Sukses

Jatuh Bangun Operator Trip Hidupkan Kembali Denyut Wisata Labuan Bajo

Labuan Bajo sangat ramai pelancong sebelum pandemi Covid-19 datang. Kini, sektor wisata terseok-seok untuk bangkit kembali.

Liputan6.com, Jakarta - Siapa kini yang tak kenal dengan Labuan Bajo? Ibu kota Kabupaten Manggarai Barat itu menjadi ramai pelancong domestik dalam beberapa tahun terakhir, khususnya mereka yang ingin ke Pulau Komodo dan destinasi sekitarnya. Pembangunan infrastruktur pendukung pun digenjot habis, baik oleh pemerintah pusat maupun daerah.

Namun, itu sebelum pandemi melanda. Corona Covid-19 membuat wajah Labuan Bajo muram, khususnya mereka yang menggantungkan hidup pada sektor pariwisata. Kebijakan pembatasan sosial berskala besar praktis membuat tak ada lagi kunjungan turis. 

"Orang di sini sudah kelaparan semua mulai dari Maret 2020. Sampai sekarang non-profit sama sekali," kata Rachmat Julio, founder Anjani Trip, kepada Liputan6.com, Minggu (23/8/2020).

Ia mengaku bisnisnya hampir kolaps. Situasi makin pelik di tengah masa paceklik. Saat pemasukan tak ada, istrinya hendak melahirkan. Belum lagi tanggung jawab membiayai karyawan dan biaya perawatan 30 kapal yang tetap harus dibayar.

"Ini baru saya sebagai pengusaha menengah, apa kabar yang di bawah saya? Lebih sengsara lagi," sambung dia.

Berbulan-bulan tanpa kepastian, Anjani Trip memutuskan kembali beroperasi per 14 Juli 2020 setelah pemerintah memperkenalkan masa adaptasi kebiasaan baru. Bukan hal mudah meski minat wisatawan domestik untuk berpelesir tetap ada. Pasalnya, pandemi membuat orang lebih berhati-hati ke luar rumah dan memilih trip yang dekat dan tak memakan waktu lama.

Sementara, berkunjung ke Labuan Bajo membutuhkan usaha lebih. Maka, ia dan sejumlah pengusaha operator perjalanan mengampanyekan "Kembali Berwisata" menggunakan kocek pribadi. 

"Tujuan kami tahun ini adalah tahun promosi ke publik bahwa Bajo sudah layak untuk dikunjungi. Di NTT, khususnya Taman Nasional Komodo, sudah officially dibuka tahap 2, tanggal 15 Agustus untuk wisatawan domestik dan internasional yang sudah stay per Maret 2020 di Indonesia," katanya.

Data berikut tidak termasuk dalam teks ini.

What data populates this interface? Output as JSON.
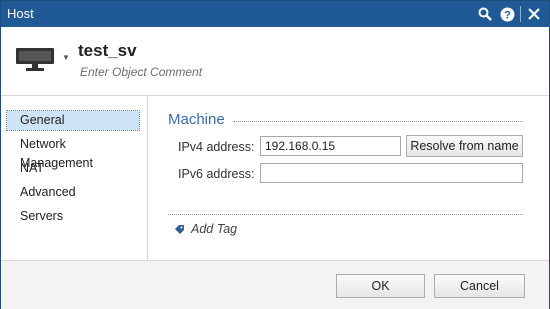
{
  "window": {
    "title": "Host"
  },
  "header": {
    "object_name": "test_sv",
    "comment_placeholder": "Enter Object Comment"
  },
  "sidebar": {
    "items": [
      {
        "label": "General",
        "selected": true
      },
      {
        "label": "Network Management"
      },
      {
        "label": "NAT"
      },
      {
        "label": "Advanced"
      },
      {
        "label": "Servers"
      }
    ]
  },
  "main": {
    "section_title": "Machine",
    "ipv4_label": "IPv4 address:",
    "ipv4_value": "192.168.0.15",
    "resolve_button": "Resolve from name",
    "ipv6_label": "IPv6 address:",
    "ipv6_value": "",
    "add_tag": "Add Tag"
  },
  "footer": {
    "ok": "OK",
    "cancel": "Cancel"
  },
  "colors": {
    "titlebar": "#1f5a96",
    "accent": "#3a6ea8",
    "selection": "#cfe3f7"
  }
}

Saksikan Video Pilihan di Bawah Ini:

2 dari 2 halaman

Bertahan di Harga Lama

Rachmat mengaku tak ada pilihan selain menggelar trip. Tur virtual yang digadang-gadang bisa membantu pelaku usaha, dinilainya kurang diminati para pelancong.

"Untuk apa virtual kalau memang destinasinya sendiri sudah dibuka?" ujarnya.

Untuk itu, protokol kesehatan menjadi pegangan agar usahanya bisa tetap berjalan, seperti wajib menggunakan masker, jaga jarak minimal dua meter, penggunaan hand sanitizer untuk menjaga kebersihan tangan, dan pengecekan suhu. Bila ditemukan tamu yang bersuhu tubuh di atas 37 derajat Celcius, pihaknya menjamin akan melarang mereka ikut trip dan mengembalikan dana yang sudah disetor.

"Ke Labuan Bajo atau destinasi yang menggunakan pesawat, wajib rapid/swab. Di sini pun udah ketahuan screening awalnya," kata dia sembari menyebut mayoritas kliennya melakukan tes swab dengan tingkat akurasi tinggi.

Dengan bertambahnya prosedur dan keribetan saat berwisata, Julio menyatakan tak ada pengaruh pada harga. Ia tetap memasang harga lama, yakni Rp2,4 juta untuk paket trip 3 hari 2 malam di kapal reguler, dan Rp3,4 juta untuk kapal pinisi.

"Intinya tahun ini enggak muluk-muluk mba. Yang penting operasi kami ketutup," kata dia.